«Мне сообщили, что Хосров умер от кишечной колики сорок дней назад. Молюсь о том, чтобы Аллах был милостив к нему. Внешняя разведка сообщает, что негодяй Аббас, шахиншах этого проклятого государства, Персии, ведет войска на Кандагар. Следует дать ему достойный отпор, ударить самой могучей армией, которую я могу возглавить. Тебе надлежит выступить на север немедленно, со всеми своими войсками».

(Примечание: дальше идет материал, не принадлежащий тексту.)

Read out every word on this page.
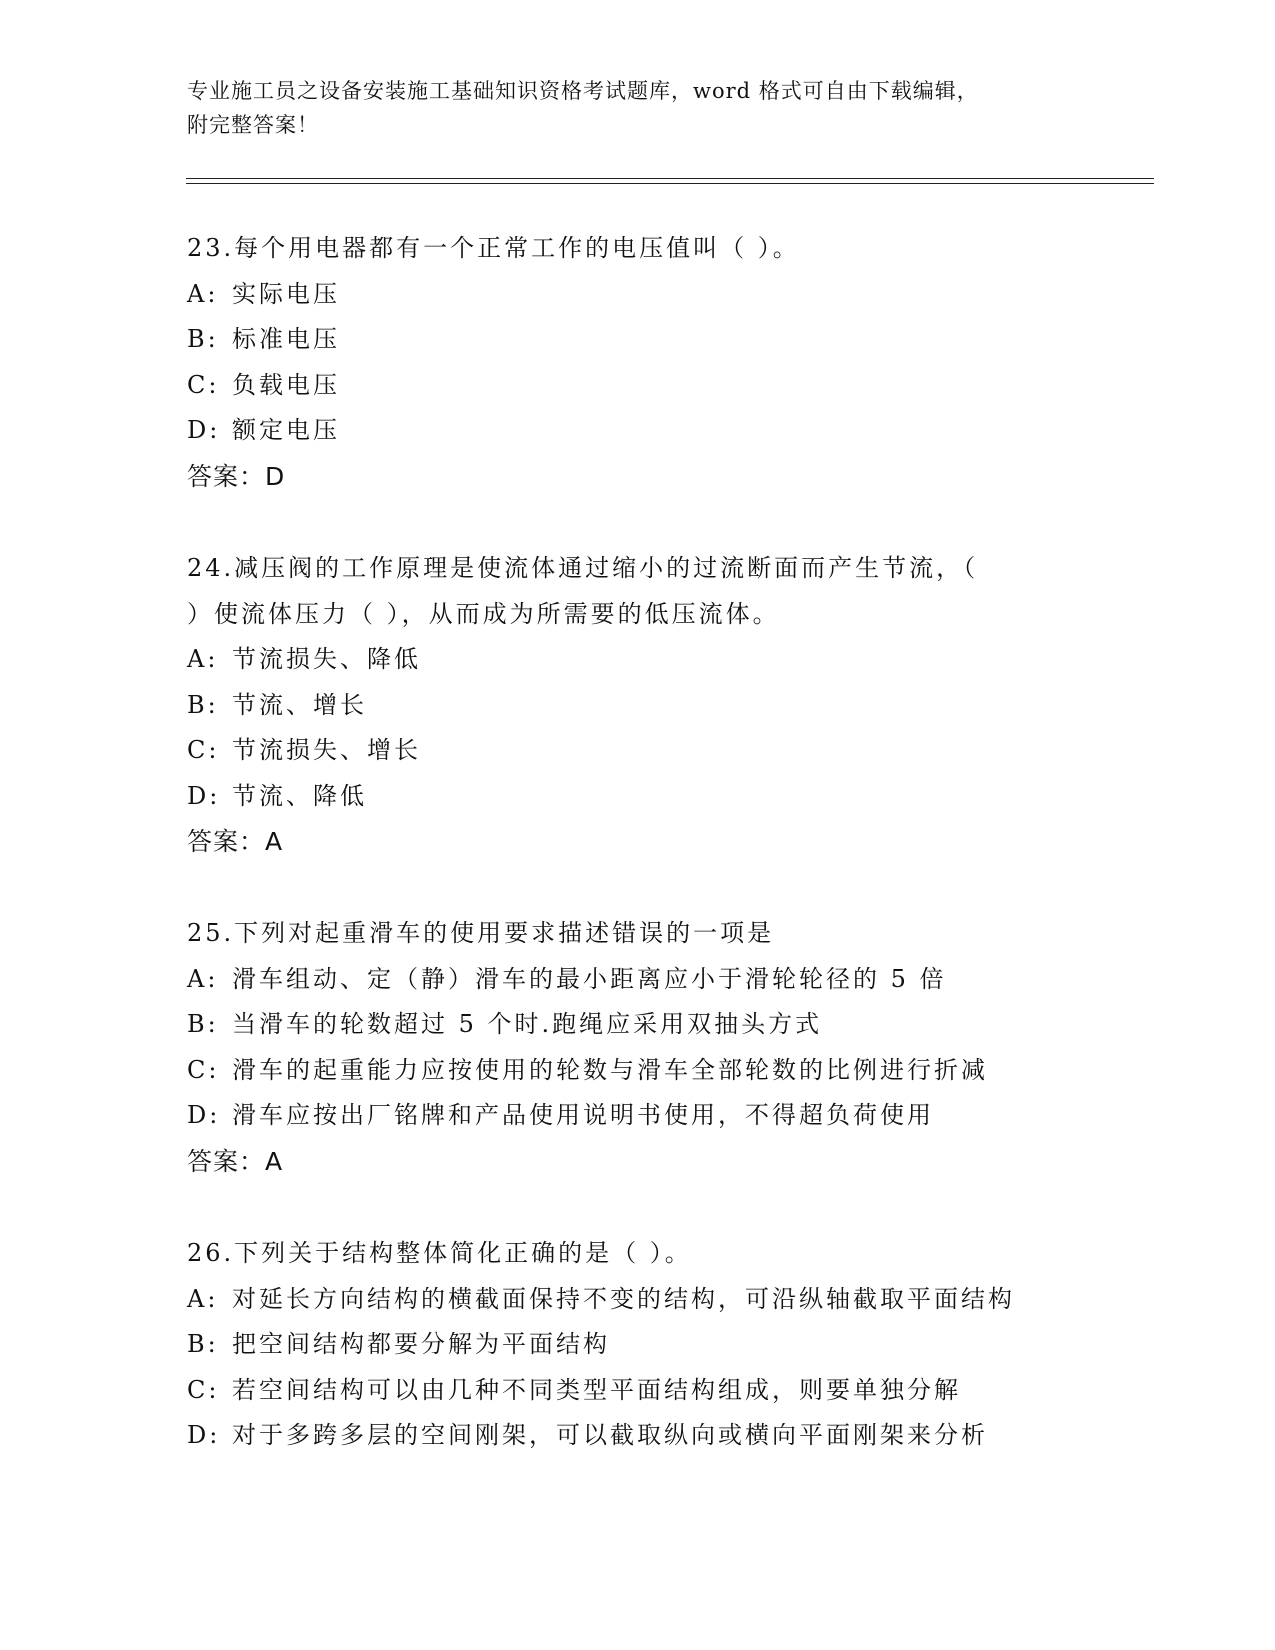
专业施工员之设备安装施工基础知识资格考试题库，word 格式可自由下载编辑，
附完整答案！
23.每个用电器都有一个正常工作的电压值叫（ ）。
A: 实际电压
B: 标准电压
C: 负载电压
D: 额定电压
答案：D
24.减压阀的工作原理是使流体通过缩小的过流断面而产生节流，（
）使流体压力（ ），从而成为所需要的低压流体。
A: 节流损失、降低
B: 节流、增长
C: 节流损失、增长
D: 节流、降低
答案：A
25.下列对起重滑车的使用要求描述错误的一项是
A: 滑车组动、定（静）滑车的最小距离应小于滑轮轮径的 5 倍
B: 当滑车的轮数超过 5 个时.跑绳应采用双抽头方式
C: 滑车的起重能力应按使用的轮数与滑车全部轮数的比例进行折减
D: 滑车应按出厂铭牌和产品使用说明书使用，不得超负荷使用
答案：A
26.下列关于结构整体简化正确的是（ ）。
A: 对延长方向结构的横截面保持不变的结构，可沿纵轴截取平面结构
B: 把空间结构都要分解为平面结构
C: 若空间结构可以由几种不同类型平面结构组成，则要单独分解
D: 对于多跨多层的空间刚架，可以截取纵向或横向平面刚架来分析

Дух Хосрова витал над нами, поднявшись из места тайного захоронения. Я чувствовала, как он оплетает нас зловещими заклятиями. Прошли месяцы после его гибели, а я постоянно ощущала его насмешливое присутствие. Он смотрел, как я сплю, и ожидал моего пробуждения; вместе с темными низкими тучами он висел в небе над холмами, окутывая землю мглой. Все во дворце тоже чувствовали это — мы передвигались тихо, медленно, стараясь не потревожить призрак Хосрова. Я молилась о нем — не положенные пять раз, а десятки раз ежедневно, — читала Коран, но ничто не помогало справиться с унынием и отчаянием. А от Джахангира шли приказ за приказом: выступать в поход. Мой любимый медлил, не отвечал сразу на призывы отца.

Он мерил шагами балкон, останавливался, окидывал взглядом дальние холмы, чужие, неподдающиеся. Я знала, что он там видит. Не просто страну, а свою страну. Он сражался, его люди погибали, эти камни и ущелья, эти крепости были его царством. Если он сейчас уйдет, то всего этого лишится, а затем придется покориться отцу. И Мехрун-Ниссе.

— Я вижу в этом ее руку, — сказал он мне.

— Но шахиншах и вправду идет на Кандагар.

— Знаю, но почему отец так хочет направить туда именно мою армию?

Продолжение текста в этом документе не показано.